Os homens de milhões de dólares
Publicado em 09 de abril de 2024
Por Jornal Do Dia Se
* PAULINO FERNANDES DE LIMA
Em meados da década de 70, criou-se uma séria de televisão americana, que foi bastante reprisada no Brasil, durante os anos 80, sob o título “O homem de seis milhões de dólares”.
O enredo girava em torno do “ciborgue” Steve Austin, um humano que sofreu um acidente no passado, mas foi reconstruído, ao custo de $ 6 milhões, para trabalhar no Departamento de inteligência científica.
A utilidade da criação de um ser, com super poderes, era mais lembrada e, portanto, valorizada, do que o valor gasto para reconstruí-lo.
Inversamente proporcional a essa necessária valorização, aqui no Brasil, após uma “fuga” (abaixo de qualquer suspeita), empreendida por dois detentos do Presídio de Mossoró, o Governo brasileiro gastou aproximadamente 6 milhões de reais, para justificar a recaptura dos “fugitivos”.
O que estarrece, obviamente, além do milionário custo que os cofres públicos suportaram, foi a intensa mobilização e uso de efetivo humano e veicular, além do demasiado tempo, também gastos na operação.

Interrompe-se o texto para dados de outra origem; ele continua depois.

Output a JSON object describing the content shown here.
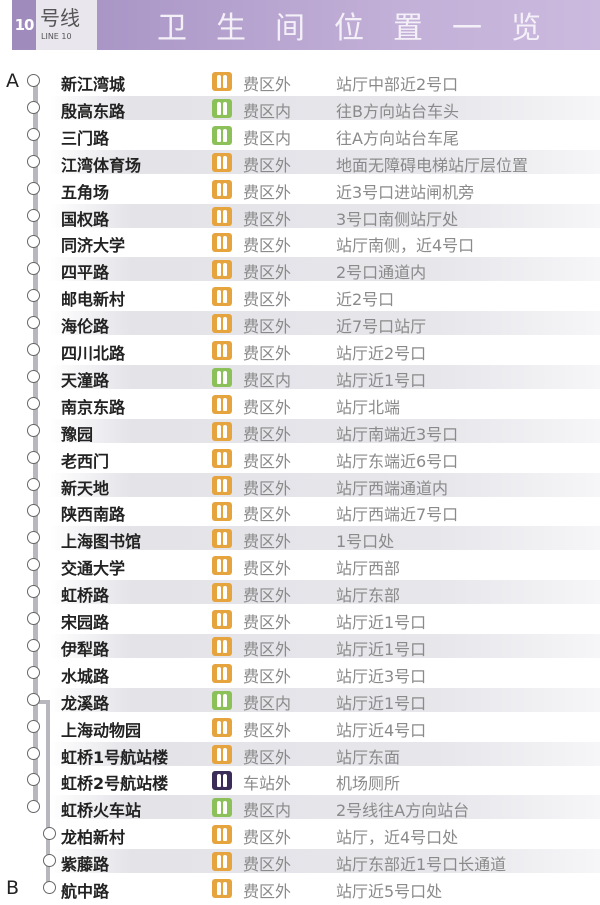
{
  "header": {
    "line_number": "10",
    "line_cn": "号线",
    "line_en": "LINE 10",
    "title": "卫生间位置一览"
  },
  "ends": {
    "start": "A",
    "end": "B"
  },
  "colors": {
    "outside": "#e6a43e",
    "inside": "#8cc15a",
    "station_outside": "#3b2d57"
  },
  "stations": [
    {
      "name": "新江湾城",
      "zone": "费区外",
      "type": "outside",
      "location": "站厅中部近2号口"
    },
    {
      "name": "殷高东路",
      "zone": "费区内",
      "type": "inside",
      "location": "往B方向站台车头"
    },
    {
      "name": "三门路",
      "zone": "费区内",
      "type": "inside",
      "location": "往A方向站台车尾"
    },
    {
      "name": "江湾体育场",
      "zone": "费区外",
      "type": "outside",
      "location": "地面无障碍电梯站厅层位置"
    },
    {
      "name": "五角场",
      "zone": "费区外",
      "type": "outside",
      "location": "近3号口进站闸机旁"
    },
    {
      "name": "国权路",
      "zone": "费区外",
      "type": "outside",
      "location": "3号口南侧站厅处"
    },
    {
      "name": "同济大学",
      "zone": "费区外",
      "type": "outside",
      "location": "站厅南侧，近4号口"
    },
    {
      "name": "四平路",
      "zone": "费区外",
      "type": "outside",
      "location": "2号口通道内"
    },
    {
      "name": "邮电新村",
      "zone": "费区外",
      "type": "outside",
      "location": "近2号口"
    },
    {
      "name": "海伦路",
      "zone": "费区外",
      "type": "outside",
      "location": "近7号口站厅"
    },
    {
      "name": "四川北路",
      "zone": "费区外",
      "type": "outside",
      "location": "站厅近2号口"
    },
    {
      "name": "天潼路",
      "zone": "费区内",
      "type": "inside",
      "location": "站厅近1号口"
    },
    {
      "name": "南京东路",
      "zone": "费区外",
      "type": "outside",
      "location": "站厅北端"
    },
    {
      "name": "豫园",
      "zone": "费区外",
      "type": "outside",
      "location": "站厅南端近3号口"
    },
    {
      "name": "老西门",
      "zone": "费区外",
      "type": "outside",
      "location": "站厅东端近6号口"
    },
    {
      "name": "新天地",
      "zone": "费区外",
      "type": "outside",
      "location": "站厅西端通道内"
    },
    {
      "name": "陕西南路",
      "zone": "费区外",
      "type": "outside",
      "location": "站厅西端近7号口"
    },
    {
      "name": "上海图书馆",
      "zone": "费区外",
      "type": "outside",
      "location": "1号口处"
    },
    {
      "name": "交通大学",
      "zone": "费区外",
      "type": "outside",
      "location": "站厅西部"
    },
    {
      "name": "虹桥路",
      "zone": "费区外",
      "type": "outside",
      "location": "站厅东部"
    },
    {
      "name": "宋园路",
      "zone": "费区外",
      "type": "outside",
      "location": "站厅近1号口"
    },
    {
      "name": "伊犁路",
      "zone": "费区外",
      "type": "outside",
      "location": "站厅近1号口"
    },
    {
      "name": "水城路",
      "zone": "费区外",
      "type": "outside",
      "location": "站厅近3号口"
    },
    {
      "name": "龙溪路",
      "zone": "费区内",
      "type": "inside",
      "location": "站厅近1号口"
    },
    {
      "name": "上海动物园",
      "zone": "费区外",
      "type": "outside",
      "location": "站厅近4号口"
    },
    {
      "name": "虹桥1号航站楼",
      "zone": "费区外",
      "type": "outside",
      "location": "站厅东面"
    },
    {
      "name": "虹桥2号航站楼",
      "zone": "车站外",
      "type": "station_outside",
      "location": "机场厕所"
    },
    {
      "name": "虹桥火车站",
      "zone": "费区内",
      "type": "inside",
      "location": "2号线往A方向站台"
    },
    {
      "name": "龙柏新村",
      "zone": "费区外",
      "type": "outside",
      "location": "站厅，近4号口处",
      "branch": true
    },
    {
      "name": "紫藤路",
      "zone": "费区外",
      "type": "outside",
      "location": "站厅东部近1号口长通道",
      "branch": true
    },
    {
      "name": "航中路",
      "zone": "费区外",
      "type": "outside",
      "location": "站厅近5号口处",
      "branch": true
    }
  ]
}
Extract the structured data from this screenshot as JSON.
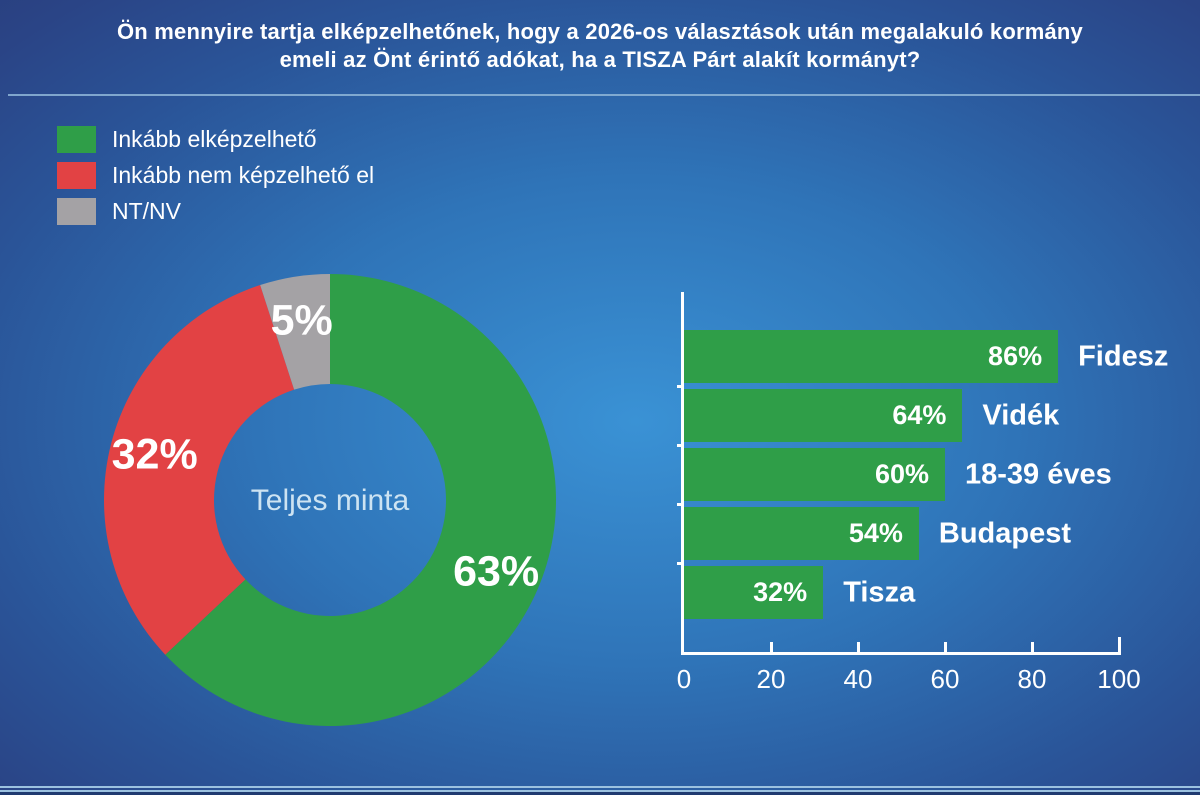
{
  "title": {
    "line1": "Ön mennyire tartja elképzelhetőnek, hogy a 2026-os választások után megalakuló kormány",
    "line2": "emeli az Önt érintő adókat, ha a TISZA Párt alakít kormányt?"
  },
  "legend": {
    "items": [
      {
        "label": "Inkább elképzelhető",
        "color": "#2f9e48"
      },
      {
        "label": "Inkább nem képzelhető el",
        "color": "#e24244"
      },
      {
        "label": "NT/NV",
        "color": "#a4a2a5"
      }
    ]
  },
  "colors": {
    "green": "#2f9e48",
    "red": "#e24244",
    "gray": "#a4a2a5",
    "background_center": "#3a92d5",
    "background_edge": "#283c7a",
    "divider_line": "#8fb6d8",
    "center_label_text": "#cde3f2",
    "text": "#ffffff"
  },
  "chart_data": [
    {
      "type": "pie",
      "subtype": "donut",
      "center_label": "Teljes minta",
      "slices": [
        {
          "label": "Inkább elképzelhető",
          "value": 63,
          "display": "63%",
          "color": "#2f9e48"
        },
        {
          "label": "Inkább nem képzelhető el",
          "value": 32,
          "display": "32%",
          "color": "#e24244"
        },
        {
          "label": "NT/NV",
          "value": 5,
          "display": "5%",
          "color": "#a4a2a5"
        }
      ]
    },
    {
      "type": "bar",
      "orientation": "horizontal",
      "bar_color": "#2f9e48",
      "xlim": [
        0,
        100
      ],
      "xticks": [
        0,
        20,
        40,
        60,
        80,
        100
      ],
      "grid": false,
      "bars": [
        {
          "category": "Fidesz",
          "value": 86,
          "display": "86%"
        },
        {
          "category": "Vidék",
          "value": 64,
          "display": "64%"
        },
        {
          "category": "18-39 éves",
          "value": 60,
          "display": "60%"
        },
        {
          "category": "Budapest",
          "value": 54,
          "display": "54%"
        },
        {
          "category": "Tisza",
          "value": 32,
          "display": "32%"
        }
      ]
    }
  ]
}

Até o momento, nada foi divulgado a contento, em relação à indubitável facilitação que foi dada aos presos para escaparem. O foco das notícias se voltou rapidinho para a resposta que o novo Ministro da Justiça deveria dar à sociedade, em termos de recaptura.

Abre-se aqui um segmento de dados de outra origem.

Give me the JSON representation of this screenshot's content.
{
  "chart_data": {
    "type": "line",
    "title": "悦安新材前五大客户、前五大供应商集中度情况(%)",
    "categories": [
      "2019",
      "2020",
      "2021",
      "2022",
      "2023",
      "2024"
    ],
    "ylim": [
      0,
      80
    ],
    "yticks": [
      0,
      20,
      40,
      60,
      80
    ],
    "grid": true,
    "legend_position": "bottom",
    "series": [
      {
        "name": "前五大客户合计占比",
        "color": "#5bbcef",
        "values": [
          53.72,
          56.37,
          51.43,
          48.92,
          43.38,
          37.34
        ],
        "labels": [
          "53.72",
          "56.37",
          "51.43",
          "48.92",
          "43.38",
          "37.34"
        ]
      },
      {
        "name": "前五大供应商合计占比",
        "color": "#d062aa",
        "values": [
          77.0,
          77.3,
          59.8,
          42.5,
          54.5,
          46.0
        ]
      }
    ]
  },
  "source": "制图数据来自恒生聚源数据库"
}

Mas há tanto ainda a ser esclarecido, especialmente o “modus operandi”, com que se deram os fatos, a começar pela dúvida de que teria havido realmente uma fuga, tipo “vou ali e volto já”.
Afora o trabalho da Polícia federal, digna de nota na operação de recaptura, outras questões merecem esclarecimento, a começar pela necessidade de elucidação oficial de como se originou e se deflagrou o ato dos fugitivos.

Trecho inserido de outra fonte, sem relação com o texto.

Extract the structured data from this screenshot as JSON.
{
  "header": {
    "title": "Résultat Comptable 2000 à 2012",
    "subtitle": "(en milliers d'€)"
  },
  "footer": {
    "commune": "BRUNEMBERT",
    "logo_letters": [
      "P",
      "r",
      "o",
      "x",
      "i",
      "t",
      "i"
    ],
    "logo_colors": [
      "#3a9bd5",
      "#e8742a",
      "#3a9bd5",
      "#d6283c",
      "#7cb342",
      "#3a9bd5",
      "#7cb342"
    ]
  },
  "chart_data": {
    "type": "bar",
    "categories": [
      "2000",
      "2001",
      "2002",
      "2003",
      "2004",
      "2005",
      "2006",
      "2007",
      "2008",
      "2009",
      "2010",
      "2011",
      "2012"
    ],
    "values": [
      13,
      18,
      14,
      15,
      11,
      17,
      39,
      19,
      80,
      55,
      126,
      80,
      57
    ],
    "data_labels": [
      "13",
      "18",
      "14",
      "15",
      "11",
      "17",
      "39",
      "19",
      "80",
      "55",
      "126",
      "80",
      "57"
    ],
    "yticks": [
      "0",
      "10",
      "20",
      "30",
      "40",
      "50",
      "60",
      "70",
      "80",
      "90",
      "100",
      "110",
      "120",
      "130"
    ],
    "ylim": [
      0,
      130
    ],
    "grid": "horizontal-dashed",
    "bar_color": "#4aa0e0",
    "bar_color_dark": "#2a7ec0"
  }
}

Há mais que uma pulga atrás da orelha, em relação à desconfiança que a sociedade, com razão, possui.
Sem instrumento hábil e acessível, é inconcebível que só a força humana tenha sido capaz de originar uma passagem na parede das celas e mais adiante, uma mera ferramenta (Deus sabe qual e de onde viera), tenha propiciado tal empreitada criminosa (já que a fuga é crime previsto no Artigo 351, do Código penal brasileiro).
O fato despertou a atenção da sociedade em geral, por não ser mais uma situação de fuga comum de um presídio qualquer, tampouco pela qualificação dos envolvidos em si, por serem de facções, mas pelas circunstâncias de tempo e, principalmente, do lugar em que se dera.
Uma das cinco penitenciárias federais de segurança máxima não deveria ser o cenário esperado para o desenrolar daquilo que um dos detentos recapturados denominou, esnobemente, de “bagulho de filme”.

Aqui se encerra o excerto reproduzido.